Полицейские советовались, что делать дальше. Воспользовавшись этим, Куберский осторожно через щель в крыше выглянул наружу. Кольцо облавы вокруг сарая было довольно плотным. И вдруг ему в голову пришла мысль. Он уже было принял решение, но снова грянули выстрелы, послышался шорох на лестнице.
Вначале он увидел руку с пистолетом, а затем из-за соломы показалась фуражка. Он прицелился, раздался выстрел, и голова полицейского исчезла.
В ту же минуту Куберский прыгнул вниз, вскочил на ноги и бросился бежать. Прежде чем полицейские сообразили, что произошло, и раздались крики: «Держи его! Стреляй!», Куберский мчался уже полем в сторону озера.
Он добежал до берега и исчез в камышах. Под ногами почувствовал вязкую топь. Спрятал оружие и начал углубляться в заросли. Он чувствовал, как его тело постепенно погружалось в болото — вначале по пояс, затем по грудь и, наконец, по шею. Остановился, понимая, что, если пойдет дальше, трясина может его засосать. Он прикрылся водорослями. Теперь он знал, что его не найдут. Постепенно напряженные нервы успокоились. Ругал себя за то, что его застали врасплох, что пришлось ввязаться в перестрелку…

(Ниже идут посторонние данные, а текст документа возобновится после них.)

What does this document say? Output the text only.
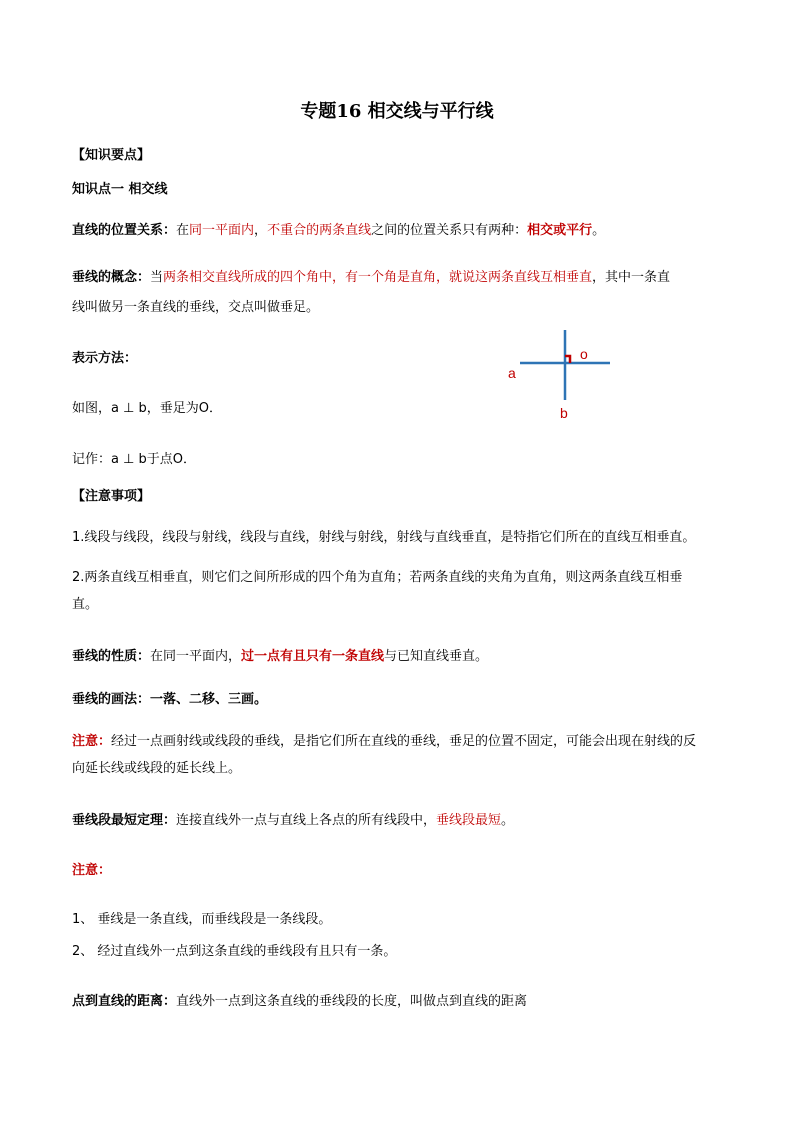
专题16 相交线与平行线
【知识要点】
知识点一 相交线
直线的位置关系：在同一平面内，不重合的两条直线之间的位置关系只有两种：相交或平行。
垂线的概念：当两条相交直线所成的四个角中，有一个角是直角，就说这两条直线互相垂直，其中一条直
线叫做另一条直线的垂线，交点叫做垂足。
表示方法：
a
b
o
如图，a ⊥ b，垂足为O．
记作：a ⊥ b于点O．
【注意事项】
1.线段与线段，线段与射线，线段与直线，射线与射线，射线与直线垂直，是特指它们所在的直线互相垂直。
2.两条直线互相垂直，则它们之间所形成的四个角为直角；若两条直线的夹角为直角，则这两条直线互相垂
直。
垂线的性质：在同一平面内，过一点有且只有一条直线与已知直线垂直。
垂线的画法：一落、二移、三画。
注意：经过一点画射线或线段的垂线，是指它们所在直线的垂线，垂足的位置不固定，可能会出现在射线的反
向延长线或线段的延长线上。
垂线段最短定理：连接直线外一点与直线上各点的所有线段中，垂线段最短。
注意：
1、 垂线是一条直线，而垂线段是一条线段。
2、 经过直线外一点到这条直线的垂线段有且只有一条。
点到直线的距离：直线外一点到这条直线的垂线段的长度，叫做点到直线的距离
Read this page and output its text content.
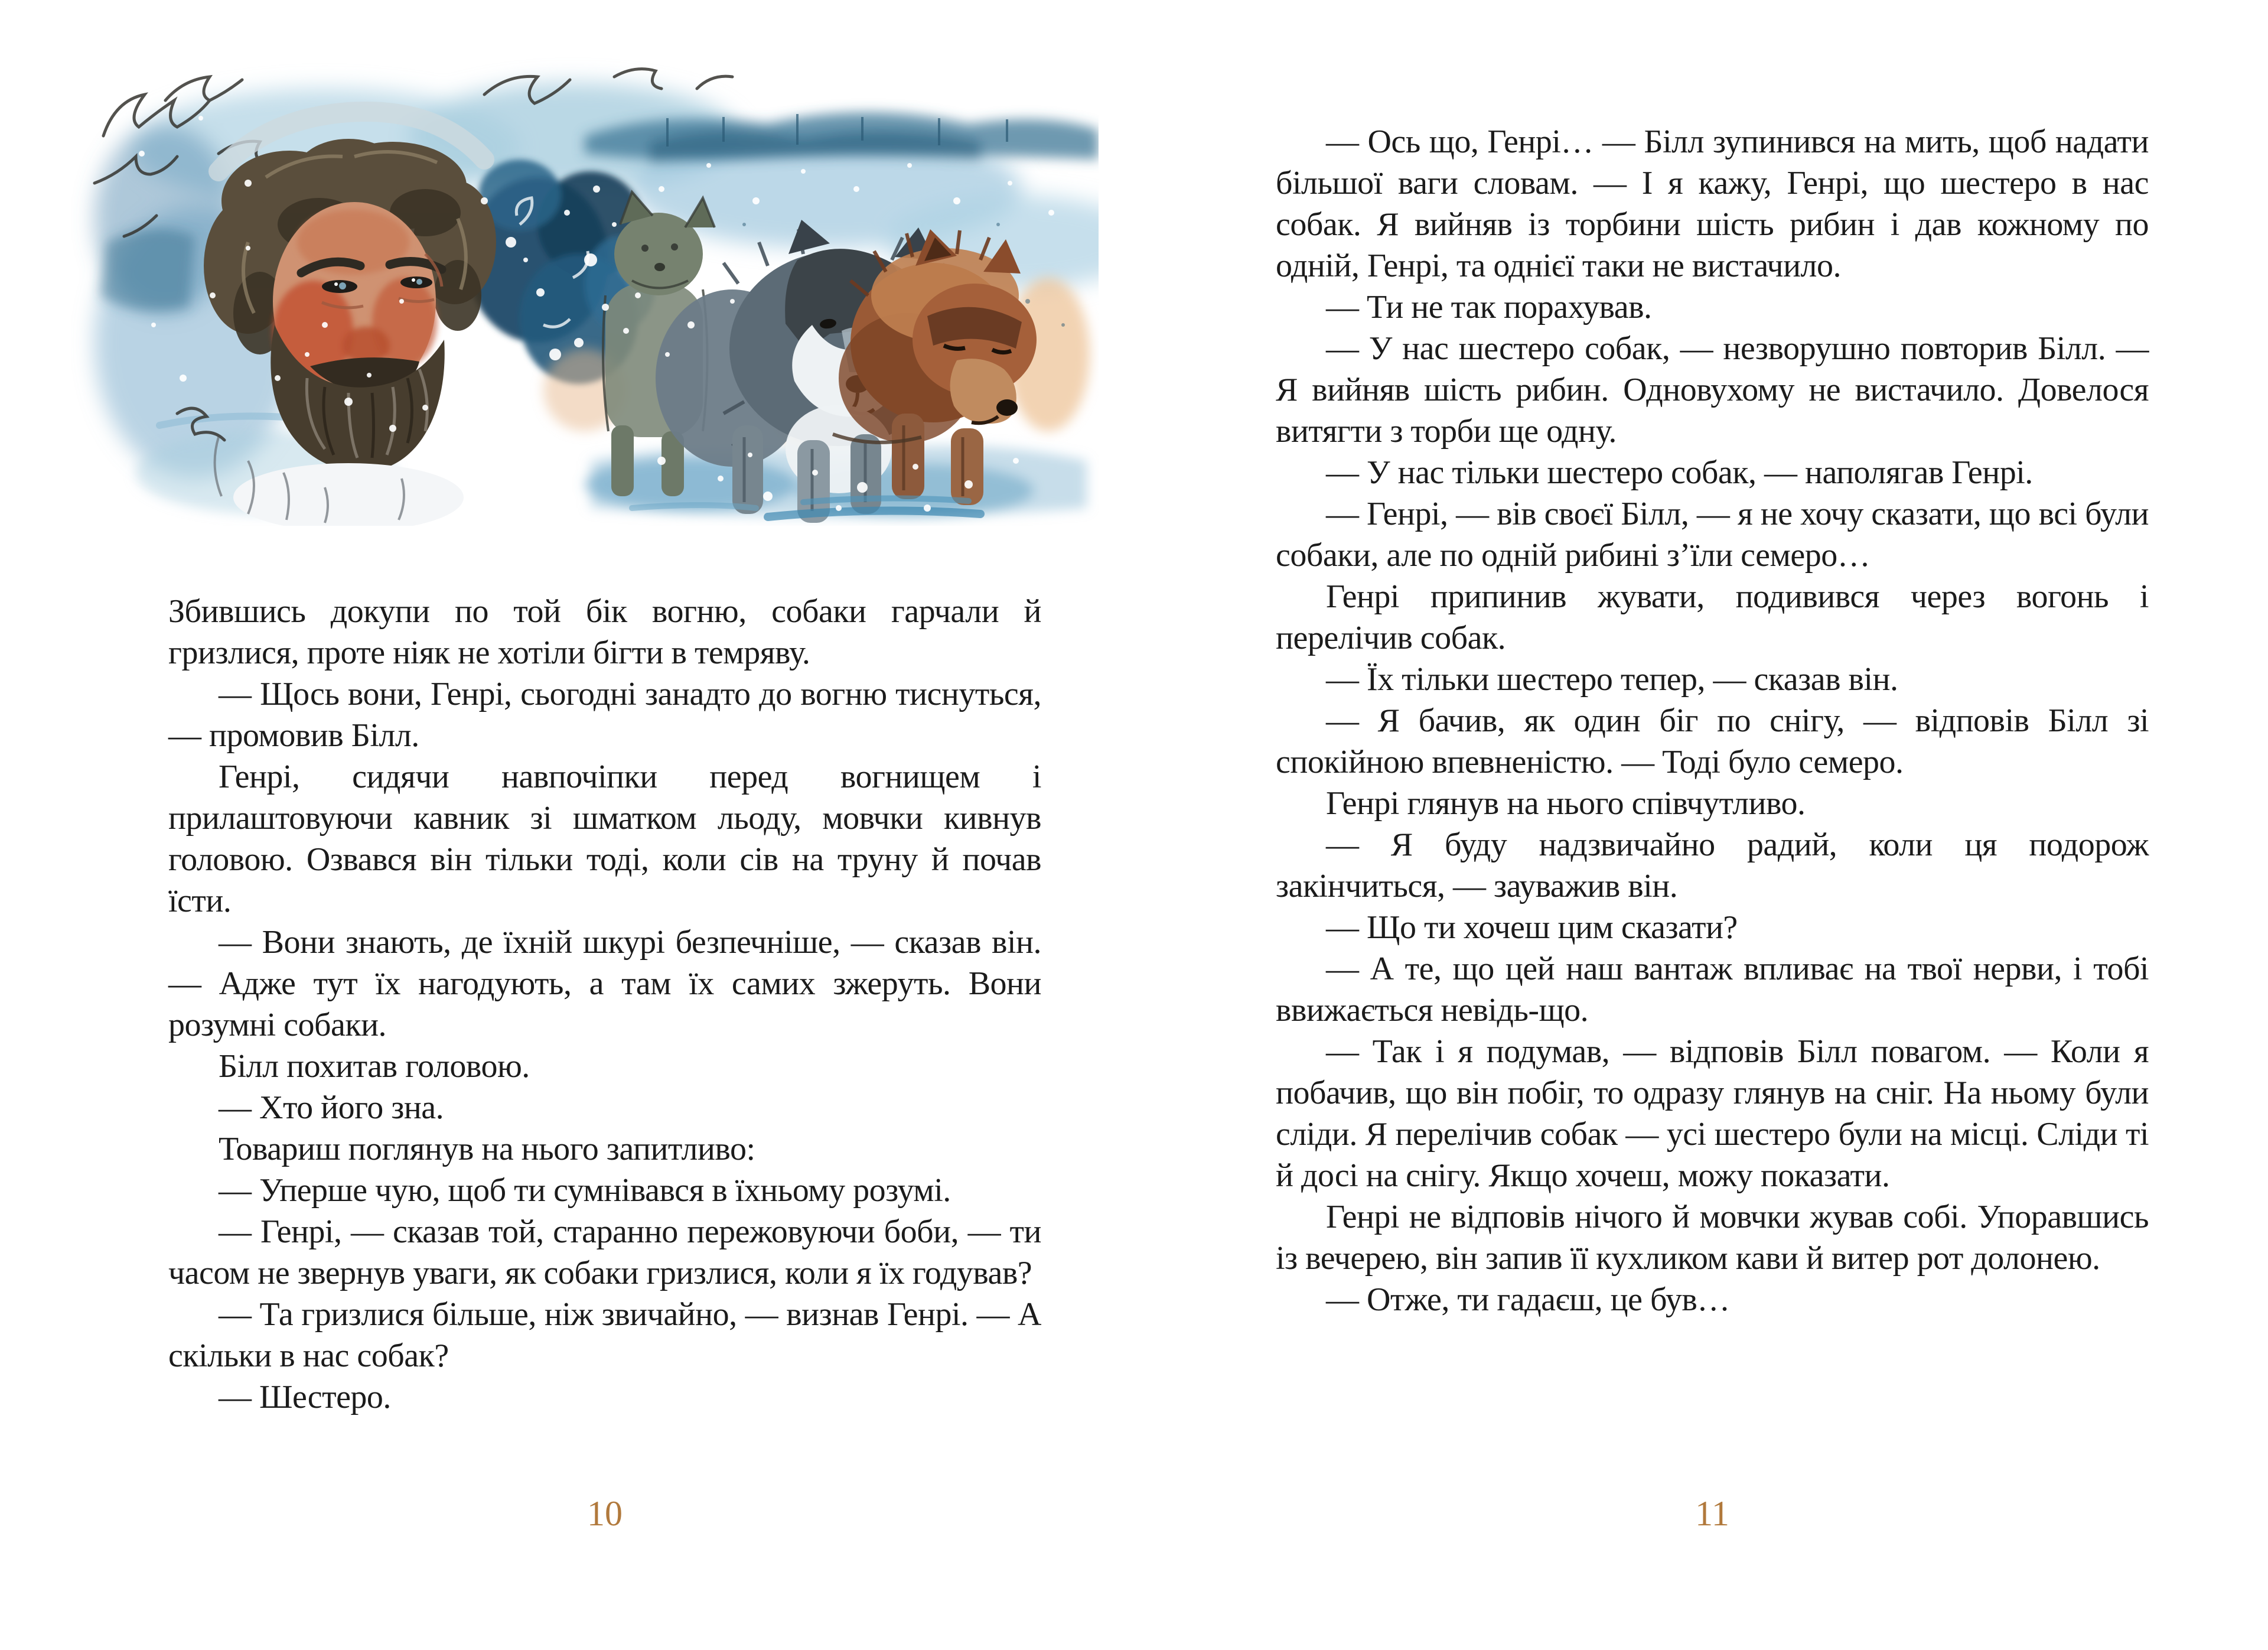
Збившись докупи по той бік вогню, собаки гарчали й гризлися, проте ніяк не хотіли бігти в темряву.

— Щось вони, Генрі, сьогодні занадто до вогню тиснуться, — промовив Білл.

Генрі, сидячи навпочіпки перед вогнищем і прилаштовуючи кавник зі шматком льоду, мовчки кивнув головою. Озвався він тільки тоді, коли сів на труну й почав їсти.

— Вони знають, де їхній шкурі безпечніше, — сказав він. — Адже тут їх нагодують, а там їх самих зжеруть. Вони розумні собаки.

Білл похитав головою.

— Хто його зна.

Товариш поглянув на нього запитливо:

— Уперше чую, щоб ти сумнівався в їхньому розумі.

— Генрі, — сказав той, старанно пережовуючи боби, — ти часом не звернув уваги, як собаки гризлися, коли я їх годував?

— Та гризлися більше, ніж звичайно, — визнав Генрі. — А скільки в нас собак?

— Шестеро.

— Ось що, Генрі… — Білл зупинився на мить, щоб надати більшої ваги словам. — І я кажу, Генрі, що шестеро в нас собак. Я вийняв із торбини шість рибин і дав кожному по одній, Генрі, та однієї таки не вистачило.

— Ти не так порахував.

— У нас шестеро собак, — незворушно повторив Білл. — Я вийняв шість рибин. Одновухому не вистачило. Довелося витягти з торби ще одну.

— У нас тільки шестеро собак, — наполягав Генрі.

— Генрі, — вів своєї Білл, — я не хочу сказати, що всі були собаки, але по одній рибині з’їли семеро…

Генрі припинив жувати, подивився через вогонь і перелічив собак.

— Їх тільки шестеро тепер, — сказав він.

— Я бачив, як один біг по снігу, — відповів Білл зі спокійною впевненістю. — Тоді було семеро.

Генрі глянув на нього співчутливо.

— Я буду надзвичайно радий, коли ця подорож закінчиться, — зауважив він.

— Що ти хочеш цим сказати?

— А те, що цей наш вантаж впливає на твої нерви, і тобі ввижається невідь-що.

— Так і я подумав, — відповів Білл повагом. — Коли я побачив, що він побіг, то одразу глянув на сніг. На ньому були сліди. Я перелічив собак — усі шестеро були на місці. Сліди ті й досі на снігу. Якщо хочеш, можу показати.

Генрі не відповів нічого й мовчки жував собі. Упоравшись із вечерею, він запив її кухликом кави й витер рот долонею.

— Отже, ти гадаєш, це був…

10	11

Тем временем полиция начала прочесывать камыши. В течение нескольких часов он слышал возбужденные голоса полицейских, скрип весел, шелест раздвигаемых баграми камышей, лай собак на берегу. Однако поиски оказались безрезультатными.
Когда наступила ночь, начальник полиции снял расставленные посты и покинул берег. Только после этого Куберский, едва не теряя сознание от холода, вылез из камышей, отыскал оружие и направился в сторону Ожехувки. Там он немного согрелся, очистил одежду от грязи и рассказал товарищам, что произошло.
В ту же ночь он перебрался в свое укрытие на Красное болото…
Куберский на минуту умолк. В землянке воцарилась тишина. Леон, Василий и Яшка не хотели нарушать ее, зная, что Кубер должен собраться с мыслями. Тот снова закурил и спустя некоторое время продолжил свой рассказ:
— Облава продолжалась несколько дней. Я знал, что во всех близлежащих деревнях, на перекрестках дорог, на полевых тропинках и возле дома моих родителей организованы засады.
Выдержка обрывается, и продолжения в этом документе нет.